Sex pheromone production is likely a common feature of green algae, although only studied in detail in a few model organisms. Volvox is a genus of chlorophytes. Different species form spherical colonies of up to 50,000 cells. One well-studied species, Volvox carteri (2,000 – 6,000 cells) occupies temporary pools of water that tend to dry out in the heat of late summer. As their environment dries out, asexual V. carteri quickly die. However, they are able to escape death by switching, shortly before drying is complete, to the sexual phase of their life cycle that leads to production of dormant desiccation-resistant zygotes. Sexual development is initiated by a glycoprotein pheromone (Hallmann et al., 1998). This pheromone is one of the most potent known biological effector molecules. It can trigger sexual development at concentrations as low as 10^{−16}M. Kirk and Kirk showed that sex-inducing pheromone production can be triggered experimentally in somatic cells by heat shock. Thus heat shock may be a condition that ordinarily triggers sex-inducing pheromone in nature.
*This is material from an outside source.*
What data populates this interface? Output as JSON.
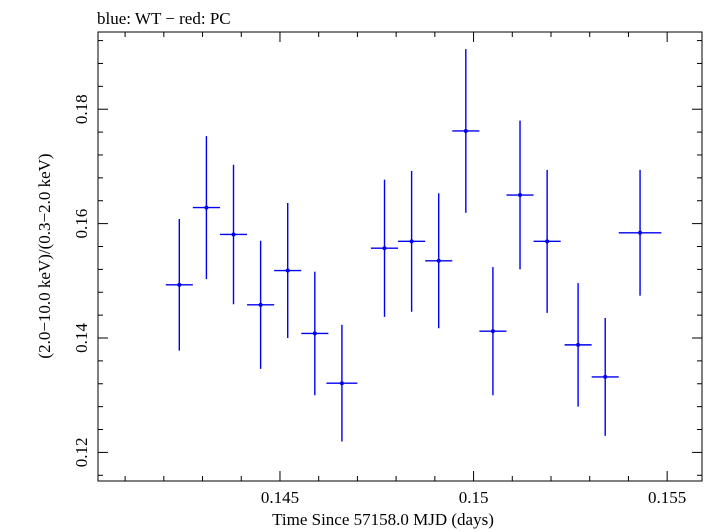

The Closterium peracerosum-strigosum-littorale (C. psl) complex is a unicellular, isogamous charophycean alga group that is the closest unicellular relative to land plants. Heterothallic strains of different mating type can conjugate to form zygospores. Sex pheromones termed protoplast-release inducing proteins (glycopolypeptides) produced by mating-type (-) and mating-type (+) cells facilitate this process.

==Physiology==
The green algae, including the characean algae, have served as model experimental organisms to understand the mechanisms of the ionic and water permeability of membranes, osmoregulation, turgor regulation, salt tolerance, cytoplasmic streaming, and the generation of action potentials.